Reading Archives

With this blog, I am planning to offer, as regularly as possible, critical observations on the scholarly and popular literature analyzing the nature of archives or contributing to our understanding of archives in society. I hope this blog will be of assistance to anyone, especially faculty and graduate students, interested in understanding archives and their importance to society.

Monday, February 19, 2007

Old Enthusiasms and Photography


In the continuing fascination with the purpose and meaning of public memory, photography has become a major topic of inquiry. Rob Kroes, Photographic Memories: Private Pictures, Public Images, and American History (Hanover, New Hampshire: Dartmouth College Press, University Press of New England, 2007) is a compact book with a range of insights into the nature of photography. Kroes, an American Studies professor, confesses to being interested in the challenge of trying to write about the visual, particularly photographs, in their role as mnemonic devices. He uses his own personal experience as a starting place in his book, describing how he sees family life as a photographic project marking key moments. As he contemplates the process of examining photographs, Kroes indicates, “Old enthusiasms rise again, as I am transported back to the moments I took these pictures, often remembering why I took them, what I felt taking them” (p. 24).

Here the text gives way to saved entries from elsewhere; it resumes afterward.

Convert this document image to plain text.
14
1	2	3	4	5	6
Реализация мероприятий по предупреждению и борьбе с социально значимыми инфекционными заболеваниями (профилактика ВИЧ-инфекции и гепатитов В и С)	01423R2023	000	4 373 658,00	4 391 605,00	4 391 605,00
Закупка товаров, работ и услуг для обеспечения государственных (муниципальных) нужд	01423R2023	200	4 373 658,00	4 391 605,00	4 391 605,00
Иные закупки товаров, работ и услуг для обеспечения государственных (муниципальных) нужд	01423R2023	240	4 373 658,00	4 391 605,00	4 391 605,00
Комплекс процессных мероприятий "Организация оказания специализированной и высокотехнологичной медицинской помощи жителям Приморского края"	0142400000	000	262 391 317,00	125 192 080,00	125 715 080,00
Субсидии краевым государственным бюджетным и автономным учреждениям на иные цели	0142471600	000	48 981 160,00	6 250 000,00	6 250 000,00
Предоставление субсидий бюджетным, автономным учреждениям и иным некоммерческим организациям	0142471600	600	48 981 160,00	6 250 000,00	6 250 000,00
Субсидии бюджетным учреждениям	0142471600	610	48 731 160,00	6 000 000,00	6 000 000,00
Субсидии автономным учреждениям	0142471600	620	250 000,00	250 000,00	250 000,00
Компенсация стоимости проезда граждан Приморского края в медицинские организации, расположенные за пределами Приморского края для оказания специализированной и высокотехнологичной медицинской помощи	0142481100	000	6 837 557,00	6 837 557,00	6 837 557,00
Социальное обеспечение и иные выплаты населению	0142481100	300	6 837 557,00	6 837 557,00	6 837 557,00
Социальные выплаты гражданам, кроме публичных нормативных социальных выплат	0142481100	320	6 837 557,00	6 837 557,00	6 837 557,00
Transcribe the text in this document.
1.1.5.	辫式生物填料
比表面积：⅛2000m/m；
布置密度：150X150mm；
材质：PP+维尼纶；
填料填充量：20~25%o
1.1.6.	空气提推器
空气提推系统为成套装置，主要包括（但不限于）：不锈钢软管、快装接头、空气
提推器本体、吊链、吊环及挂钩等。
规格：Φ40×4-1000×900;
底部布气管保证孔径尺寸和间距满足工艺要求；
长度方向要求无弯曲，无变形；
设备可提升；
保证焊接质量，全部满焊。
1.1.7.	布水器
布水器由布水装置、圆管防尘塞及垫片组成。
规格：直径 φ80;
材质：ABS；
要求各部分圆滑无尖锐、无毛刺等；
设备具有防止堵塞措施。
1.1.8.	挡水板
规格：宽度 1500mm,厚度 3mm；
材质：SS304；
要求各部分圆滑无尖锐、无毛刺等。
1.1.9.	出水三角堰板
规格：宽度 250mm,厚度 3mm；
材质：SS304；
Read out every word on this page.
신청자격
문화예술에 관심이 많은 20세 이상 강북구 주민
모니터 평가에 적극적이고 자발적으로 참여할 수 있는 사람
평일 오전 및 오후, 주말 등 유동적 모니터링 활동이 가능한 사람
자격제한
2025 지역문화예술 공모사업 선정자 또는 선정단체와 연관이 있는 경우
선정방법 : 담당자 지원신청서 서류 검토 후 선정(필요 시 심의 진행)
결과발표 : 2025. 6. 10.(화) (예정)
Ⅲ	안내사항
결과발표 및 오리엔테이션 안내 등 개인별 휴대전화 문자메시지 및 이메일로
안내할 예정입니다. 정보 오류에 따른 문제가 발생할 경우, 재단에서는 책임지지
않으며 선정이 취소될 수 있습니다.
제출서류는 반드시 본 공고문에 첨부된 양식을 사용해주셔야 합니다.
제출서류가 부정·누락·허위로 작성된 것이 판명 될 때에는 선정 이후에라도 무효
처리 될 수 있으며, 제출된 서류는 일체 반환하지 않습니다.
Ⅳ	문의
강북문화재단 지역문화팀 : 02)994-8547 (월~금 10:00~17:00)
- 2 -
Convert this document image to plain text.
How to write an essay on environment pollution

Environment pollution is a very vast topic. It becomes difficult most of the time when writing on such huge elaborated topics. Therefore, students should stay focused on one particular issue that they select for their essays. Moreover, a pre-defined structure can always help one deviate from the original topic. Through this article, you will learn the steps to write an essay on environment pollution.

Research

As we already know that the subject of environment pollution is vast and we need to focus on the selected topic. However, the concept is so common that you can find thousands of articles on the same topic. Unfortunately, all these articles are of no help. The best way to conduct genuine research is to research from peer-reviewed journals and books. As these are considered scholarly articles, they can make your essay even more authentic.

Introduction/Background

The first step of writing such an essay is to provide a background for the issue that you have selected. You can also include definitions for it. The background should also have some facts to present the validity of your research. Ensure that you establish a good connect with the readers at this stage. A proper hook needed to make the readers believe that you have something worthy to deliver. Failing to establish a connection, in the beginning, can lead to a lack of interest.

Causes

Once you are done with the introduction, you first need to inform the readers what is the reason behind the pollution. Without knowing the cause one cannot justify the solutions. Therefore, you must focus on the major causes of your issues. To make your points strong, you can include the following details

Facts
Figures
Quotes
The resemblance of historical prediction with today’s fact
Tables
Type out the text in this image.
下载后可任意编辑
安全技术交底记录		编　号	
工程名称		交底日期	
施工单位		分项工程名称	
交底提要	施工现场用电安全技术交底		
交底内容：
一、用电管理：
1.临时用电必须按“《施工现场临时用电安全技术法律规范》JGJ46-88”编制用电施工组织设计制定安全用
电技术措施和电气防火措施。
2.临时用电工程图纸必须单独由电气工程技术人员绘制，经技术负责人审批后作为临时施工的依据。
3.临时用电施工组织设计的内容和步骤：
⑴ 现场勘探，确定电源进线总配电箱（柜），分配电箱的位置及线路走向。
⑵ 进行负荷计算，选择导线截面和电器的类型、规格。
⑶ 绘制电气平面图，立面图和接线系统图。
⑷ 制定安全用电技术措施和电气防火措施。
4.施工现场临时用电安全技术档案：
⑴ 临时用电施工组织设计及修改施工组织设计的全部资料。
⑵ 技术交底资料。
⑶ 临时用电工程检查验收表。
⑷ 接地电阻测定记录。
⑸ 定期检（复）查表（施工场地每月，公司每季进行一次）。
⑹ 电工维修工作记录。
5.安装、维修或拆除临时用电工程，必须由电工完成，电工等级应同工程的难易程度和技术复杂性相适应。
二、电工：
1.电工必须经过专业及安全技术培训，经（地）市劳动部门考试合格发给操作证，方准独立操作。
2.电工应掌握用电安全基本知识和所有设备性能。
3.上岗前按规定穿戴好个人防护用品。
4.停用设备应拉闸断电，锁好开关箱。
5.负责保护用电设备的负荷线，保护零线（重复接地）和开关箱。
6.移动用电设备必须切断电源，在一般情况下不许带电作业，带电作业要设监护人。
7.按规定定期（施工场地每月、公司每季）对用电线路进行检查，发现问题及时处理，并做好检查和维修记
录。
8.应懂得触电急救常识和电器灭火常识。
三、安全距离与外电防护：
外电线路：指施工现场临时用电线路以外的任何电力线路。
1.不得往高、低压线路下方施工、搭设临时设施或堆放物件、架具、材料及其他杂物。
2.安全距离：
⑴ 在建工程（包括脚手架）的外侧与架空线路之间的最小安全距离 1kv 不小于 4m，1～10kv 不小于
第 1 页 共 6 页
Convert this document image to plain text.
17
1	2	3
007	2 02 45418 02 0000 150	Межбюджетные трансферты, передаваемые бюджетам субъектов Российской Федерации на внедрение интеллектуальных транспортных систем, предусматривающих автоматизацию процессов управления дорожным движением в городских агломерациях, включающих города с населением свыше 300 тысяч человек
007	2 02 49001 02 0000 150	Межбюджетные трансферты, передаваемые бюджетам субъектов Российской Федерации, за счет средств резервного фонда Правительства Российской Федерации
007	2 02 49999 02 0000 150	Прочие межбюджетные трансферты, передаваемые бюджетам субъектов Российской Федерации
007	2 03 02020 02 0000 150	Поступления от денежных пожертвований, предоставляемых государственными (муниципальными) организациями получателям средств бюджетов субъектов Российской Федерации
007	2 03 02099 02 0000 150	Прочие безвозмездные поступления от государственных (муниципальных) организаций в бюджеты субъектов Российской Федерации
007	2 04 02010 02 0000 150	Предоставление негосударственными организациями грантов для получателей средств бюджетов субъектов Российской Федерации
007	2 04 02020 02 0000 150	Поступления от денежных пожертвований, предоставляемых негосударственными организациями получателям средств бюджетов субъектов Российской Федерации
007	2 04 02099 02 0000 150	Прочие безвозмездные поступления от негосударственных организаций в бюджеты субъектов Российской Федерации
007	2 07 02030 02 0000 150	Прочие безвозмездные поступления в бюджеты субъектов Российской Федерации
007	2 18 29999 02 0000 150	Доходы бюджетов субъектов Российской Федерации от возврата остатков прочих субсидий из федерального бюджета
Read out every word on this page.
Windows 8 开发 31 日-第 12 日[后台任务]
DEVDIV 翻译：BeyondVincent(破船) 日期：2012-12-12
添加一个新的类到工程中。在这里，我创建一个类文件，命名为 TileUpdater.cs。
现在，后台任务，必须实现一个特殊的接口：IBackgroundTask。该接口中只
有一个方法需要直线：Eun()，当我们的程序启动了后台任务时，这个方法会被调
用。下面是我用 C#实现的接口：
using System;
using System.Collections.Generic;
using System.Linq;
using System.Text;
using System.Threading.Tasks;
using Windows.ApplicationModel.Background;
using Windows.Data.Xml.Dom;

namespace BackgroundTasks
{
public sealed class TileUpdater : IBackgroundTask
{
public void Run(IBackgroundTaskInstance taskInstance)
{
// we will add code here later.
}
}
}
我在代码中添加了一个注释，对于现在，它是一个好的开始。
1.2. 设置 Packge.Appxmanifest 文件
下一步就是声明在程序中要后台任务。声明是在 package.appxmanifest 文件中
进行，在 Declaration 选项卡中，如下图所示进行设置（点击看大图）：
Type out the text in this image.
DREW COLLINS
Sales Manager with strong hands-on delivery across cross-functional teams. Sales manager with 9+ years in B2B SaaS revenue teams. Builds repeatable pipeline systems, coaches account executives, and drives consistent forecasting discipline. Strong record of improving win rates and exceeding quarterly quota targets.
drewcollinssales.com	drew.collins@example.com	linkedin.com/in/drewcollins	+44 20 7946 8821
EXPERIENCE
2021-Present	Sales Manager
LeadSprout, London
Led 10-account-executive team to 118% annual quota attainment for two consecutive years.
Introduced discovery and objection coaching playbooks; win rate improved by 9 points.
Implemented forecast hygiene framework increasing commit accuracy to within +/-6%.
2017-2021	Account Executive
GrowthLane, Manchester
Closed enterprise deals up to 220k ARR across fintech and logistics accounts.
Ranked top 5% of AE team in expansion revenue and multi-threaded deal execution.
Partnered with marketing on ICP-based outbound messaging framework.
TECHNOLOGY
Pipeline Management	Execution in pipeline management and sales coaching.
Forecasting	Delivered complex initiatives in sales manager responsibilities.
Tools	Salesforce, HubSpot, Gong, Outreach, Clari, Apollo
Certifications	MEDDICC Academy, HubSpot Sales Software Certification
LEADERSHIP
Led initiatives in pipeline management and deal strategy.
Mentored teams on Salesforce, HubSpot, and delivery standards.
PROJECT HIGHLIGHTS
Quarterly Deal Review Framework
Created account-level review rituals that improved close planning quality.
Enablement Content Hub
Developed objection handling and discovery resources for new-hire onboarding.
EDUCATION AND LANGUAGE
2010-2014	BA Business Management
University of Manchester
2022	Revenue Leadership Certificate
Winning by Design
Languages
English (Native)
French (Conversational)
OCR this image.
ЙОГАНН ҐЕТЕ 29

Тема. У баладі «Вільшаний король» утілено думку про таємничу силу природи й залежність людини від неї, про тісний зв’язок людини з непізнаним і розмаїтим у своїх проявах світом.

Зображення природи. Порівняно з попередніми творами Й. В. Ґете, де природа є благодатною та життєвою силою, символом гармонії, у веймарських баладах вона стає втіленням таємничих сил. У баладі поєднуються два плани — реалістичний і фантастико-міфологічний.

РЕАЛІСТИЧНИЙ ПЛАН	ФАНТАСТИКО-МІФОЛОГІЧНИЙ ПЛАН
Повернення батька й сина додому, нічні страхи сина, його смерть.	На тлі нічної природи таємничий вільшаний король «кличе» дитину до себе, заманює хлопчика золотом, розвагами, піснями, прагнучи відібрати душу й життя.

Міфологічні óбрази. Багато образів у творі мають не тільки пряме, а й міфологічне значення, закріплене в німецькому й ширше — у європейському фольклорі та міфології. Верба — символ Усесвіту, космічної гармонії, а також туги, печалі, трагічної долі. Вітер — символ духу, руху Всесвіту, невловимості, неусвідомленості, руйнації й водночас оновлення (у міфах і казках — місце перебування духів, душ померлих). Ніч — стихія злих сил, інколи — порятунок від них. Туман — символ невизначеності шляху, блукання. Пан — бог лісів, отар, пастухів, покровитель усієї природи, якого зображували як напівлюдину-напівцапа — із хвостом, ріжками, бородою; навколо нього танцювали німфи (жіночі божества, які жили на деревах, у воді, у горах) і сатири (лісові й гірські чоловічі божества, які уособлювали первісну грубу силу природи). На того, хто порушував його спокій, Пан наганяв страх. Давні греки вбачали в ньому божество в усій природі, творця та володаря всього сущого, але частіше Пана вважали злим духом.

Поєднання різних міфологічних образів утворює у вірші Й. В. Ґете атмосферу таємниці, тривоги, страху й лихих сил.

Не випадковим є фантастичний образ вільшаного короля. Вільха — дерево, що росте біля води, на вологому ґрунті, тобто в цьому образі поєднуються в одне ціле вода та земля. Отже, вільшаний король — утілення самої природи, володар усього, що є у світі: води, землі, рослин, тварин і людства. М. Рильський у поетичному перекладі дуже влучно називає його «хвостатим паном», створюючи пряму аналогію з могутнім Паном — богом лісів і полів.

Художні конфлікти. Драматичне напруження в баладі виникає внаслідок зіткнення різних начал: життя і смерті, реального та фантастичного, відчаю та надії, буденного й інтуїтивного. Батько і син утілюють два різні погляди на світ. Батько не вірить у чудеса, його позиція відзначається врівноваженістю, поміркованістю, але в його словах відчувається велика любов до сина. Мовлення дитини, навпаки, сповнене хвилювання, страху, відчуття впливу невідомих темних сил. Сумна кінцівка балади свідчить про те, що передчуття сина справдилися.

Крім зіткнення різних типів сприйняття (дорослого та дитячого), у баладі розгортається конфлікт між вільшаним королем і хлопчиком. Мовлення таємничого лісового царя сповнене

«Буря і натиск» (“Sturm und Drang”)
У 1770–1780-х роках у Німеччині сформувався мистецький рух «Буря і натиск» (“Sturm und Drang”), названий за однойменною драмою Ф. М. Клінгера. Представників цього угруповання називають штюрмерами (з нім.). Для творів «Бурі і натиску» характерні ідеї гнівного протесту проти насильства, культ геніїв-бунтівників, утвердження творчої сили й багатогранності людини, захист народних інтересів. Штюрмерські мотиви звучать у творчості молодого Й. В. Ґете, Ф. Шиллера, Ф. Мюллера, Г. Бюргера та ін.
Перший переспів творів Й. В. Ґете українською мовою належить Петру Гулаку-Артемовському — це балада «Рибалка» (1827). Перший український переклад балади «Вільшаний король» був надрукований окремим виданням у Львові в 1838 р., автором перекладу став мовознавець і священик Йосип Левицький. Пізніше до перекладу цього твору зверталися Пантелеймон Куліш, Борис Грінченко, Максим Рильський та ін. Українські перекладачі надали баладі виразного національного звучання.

Kroes provides glimpses into the nature of historical research as well. When he describes doing research on a Dutch-American farming community just west of Bozeman, Montana, he relates visiting a local cemetery and taking photographs of the headstones on the graves. Back in the Netherlands he did research in the archives about the origins of these families, describing how “in my research in various Dutch archives I had also come upon collections of letters sent home by the early settlers. One such collection allowed me to follow one family in particular, from settlement in the 1890s until well into the 1920s. I came to share their daily concerns as if the letters were addressed to me. It felt as if I had become a vicarious family member. One moment was particularly gripping. The letters whose ink was fading let me in on the news that the wife was expecting a baby. Then there is a gap in the correspondence. . . . As I could make out from later letters, the mother had died when she gave birth to the baby” (p. 31). When Kroes returned to the Gallatin Valley in Montana and was preparing for a local talk by working on his notes and slides, he made a startling discovery: “Suddenly I felt hit as if by an arrow piercing my chest. I looked at my picture of a headstone in the peaceable, quiet cemetery in the Dutch settlement. Cows were grazing in the near distance. The headstone, with a sculpted little lamb, had a name on it, still legible. I walked up to the projected image to be able to decipher the name and then stopped. It was her name, the name of the mother who had died in labor and had left her husband bereaved. She had disappeared from view only to reappear through this silent marker on her grave. I stood in tears, overcome by emotion, as if grieving for a family member that I had lost. The photograph, taken almost casually as one of a series, had forever changed meaning. It had inserted itself into my quasi-familial identification with a family far away in time and place” (p. 32). Kroes used this incident of discovery in his talk and many in the audience opened up their own private archives, memories, and stories. As he relates, “Many had diaries, sets of letters, and other documents that were in Dutch and which only I, through translation, could open for them” (p. 32).

The use of photographs by immigrants, along with letters, to maintain contact with relatives and friends is one focus of this volume. The most common immigrant photo was used as “part of highly private exchanges, meant to convey their messages within private networks of relatives and friends, They added a visual element to ongoing written exchanges and could derive their precise reading from that context” (p. 37). Although many of these photographs are in archives marking them as unidentified, we can still see that many are the products of studio portraiture “in which photography was made subservient to the creation of an illusion. The new mechanical medium reproduced for the many the pictorial aura of ease, refinement, and culture that only the wealthy could afford in the heyday of painting” (p. 38). Kroes makes some intriguing observations about the nature of immigrant photographs, the most profound of which relates them to other documentary sources: “If, in the exchanges between immigrants and their relatives and friends in the home country, photographs acquired their full meaning and sense only in a context of written words, one of two things usually happens with the passing of time. Either we find separate photographs that time has cut loose from their accompanying annotation, or we are left only with the annotation, with cryptic references in letters to pictures that originally must have been enclosed” (p. 44).

This suggests some interesting things about the descriptive words latter day archivists add to these images, but Kroes goes in a somewhat different way. He thinks we arrive at a completely different understanding of photographs: “Family photographs . . . are not pictures of the present, or records of the past; they are visions of the future” (p. 52). And for many of these photographs, this involves them being located in archives and interpreted by archivists.

His book also considers photography as historical source, ranging across stereographs, the use of Kodak cameras, photography as art, the role of iconic photographs, photography war (with an interesting discussion on the relationship of Civil War photography to Stephen Crane’s novel of that war), Cold War photography (such as Edward Steichen’s “Family of Man “ exhibition), American photographic images in Europe, and photography and 9/11 and the war on terror. Photographic Memories is a good addition to a working library on the history of photography.